Camera-level information is stored in separate folders inside the scene folder. Each camera in the scene is given its own folder:

DataGen-1
|---->scene_00001
    |---->camera_00001
    |---->camera_00002
    |---->camera_00003
        etc.
|---->scene_00002
    |---->camera_00001
    |---->camera_00002
    |---->camera_00003
        etc.
|---->scene_00003
    |---->camera_00001
    |---->camera_00002
    |---->camera_00003
        etc.
    etc.

Each camera folder contains the following camera-level information:

  • camera_metadata.json: The camera’s intrinsic and extrinsic parameters, such as location, orientation, resolution, and aspect ratio. See the Camera metadata modality.
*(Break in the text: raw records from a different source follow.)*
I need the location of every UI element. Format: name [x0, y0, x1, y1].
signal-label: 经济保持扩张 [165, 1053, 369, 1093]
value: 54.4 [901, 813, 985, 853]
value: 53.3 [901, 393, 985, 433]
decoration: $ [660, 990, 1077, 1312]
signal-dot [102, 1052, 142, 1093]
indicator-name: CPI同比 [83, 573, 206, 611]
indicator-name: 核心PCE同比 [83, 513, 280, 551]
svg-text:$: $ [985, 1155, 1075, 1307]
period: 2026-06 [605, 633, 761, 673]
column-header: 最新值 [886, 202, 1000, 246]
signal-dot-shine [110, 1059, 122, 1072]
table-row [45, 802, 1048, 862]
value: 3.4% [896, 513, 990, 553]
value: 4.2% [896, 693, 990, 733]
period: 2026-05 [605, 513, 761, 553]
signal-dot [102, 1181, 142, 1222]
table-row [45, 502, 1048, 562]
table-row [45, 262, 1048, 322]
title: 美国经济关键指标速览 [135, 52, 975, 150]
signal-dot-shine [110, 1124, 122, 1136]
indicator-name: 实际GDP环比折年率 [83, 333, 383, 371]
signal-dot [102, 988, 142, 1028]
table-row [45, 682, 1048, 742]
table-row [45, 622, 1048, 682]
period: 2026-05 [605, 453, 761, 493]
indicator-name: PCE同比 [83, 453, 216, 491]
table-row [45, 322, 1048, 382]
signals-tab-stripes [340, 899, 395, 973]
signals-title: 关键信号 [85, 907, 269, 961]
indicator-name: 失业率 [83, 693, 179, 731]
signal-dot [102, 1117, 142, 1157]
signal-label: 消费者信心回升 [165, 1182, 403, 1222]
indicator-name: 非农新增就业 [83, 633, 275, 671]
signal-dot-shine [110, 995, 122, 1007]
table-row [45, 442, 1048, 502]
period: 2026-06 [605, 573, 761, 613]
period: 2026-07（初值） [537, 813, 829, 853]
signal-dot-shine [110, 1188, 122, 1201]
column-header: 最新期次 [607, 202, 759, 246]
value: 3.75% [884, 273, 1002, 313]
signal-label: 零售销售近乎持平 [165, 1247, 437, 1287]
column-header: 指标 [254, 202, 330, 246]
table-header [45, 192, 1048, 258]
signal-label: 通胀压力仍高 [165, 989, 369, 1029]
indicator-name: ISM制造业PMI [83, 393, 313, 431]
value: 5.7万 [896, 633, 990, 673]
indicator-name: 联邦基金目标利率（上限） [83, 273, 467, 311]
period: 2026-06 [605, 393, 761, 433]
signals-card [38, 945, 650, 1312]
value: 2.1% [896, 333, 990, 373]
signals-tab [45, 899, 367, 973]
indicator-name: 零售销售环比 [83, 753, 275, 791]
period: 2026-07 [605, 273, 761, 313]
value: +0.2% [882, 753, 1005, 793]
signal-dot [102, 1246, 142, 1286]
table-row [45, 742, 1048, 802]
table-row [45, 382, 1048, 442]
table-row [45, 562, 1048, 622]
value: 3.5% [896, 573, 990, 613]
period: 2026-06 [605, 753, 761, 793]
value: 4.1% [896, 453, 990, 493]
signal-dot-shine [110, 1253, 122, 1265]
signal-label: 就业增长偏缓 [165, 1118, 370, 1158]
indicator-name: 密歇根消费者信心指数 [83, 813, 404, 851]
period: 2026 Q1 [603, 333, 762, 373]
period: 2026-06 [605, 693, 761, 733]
  • depth.exr: A depth map of the face, giving the distance between the camera lens and each pixel on the surface of the face. See the Depth map modality.

  • environment.json: The list of lighting scenarios that were used when generating each datapoint. See the Visible spectrum image modality.

  • face_bounding_box.json: The coordinates of the corners of the bounding box surrounding the subject’s face in each datapoint. See the Bounding box modality.

  • infrared_spectrum.png: A rendered image of the subject in near-infrared lighting, if you used this option in your dataset. See the Visible spectrum image.

  • normal_maps.exr: An image of the face in which each pixel is recolored based on the direction of the normal vector coming out of the face at that location. See the Normal map modality.

  • semantic_segmentation.png: An image of the face in which each pixel is recolored based on the body part that it belongs to. See the Semantic segmentation modality.

  • visible_spectrum.png: A datapoint containing a visible spectrum image of the subject, using a lighting scenario of your choosing. See the Visible spectrum image modality.

  • key_points: A folder containing a set of JSON files that describe keypoint locations; see below.

Remember: every camera subfolder in the same scene describes the same human face, but from different angles.

The key_points folder#

Each camera folder contains a single key_points subfolder. This folder collects all of the keypoint modalities in a single location:

  • ears_key_points.json: The 2D and 3D locations of the 55 keypoints in the iBug ear keypoint standard. See the Ear keypoints modality.

  • face_dense_key_points.json: The 2D and 3D locations of the 468 keypoints in Google’s MediaPipe facial keypoint standard. See the Facial keypoints (MediaPipe) modality.

  • face_standard_key_points.json: The 2D and 3D locations of the 68 keypoints in the iBUG facial keypoint standard. See the Facial keypoints (iBUG) modality.

  • head_key_points.json: The 2D and 3D locations of the 81 keypoints in a standard developed by Datagen that describes the structure of the human head. See the Head keypoints modality.

  • all_key_points.json: A collection of all of the above sets of keypoints in a single file for convenience.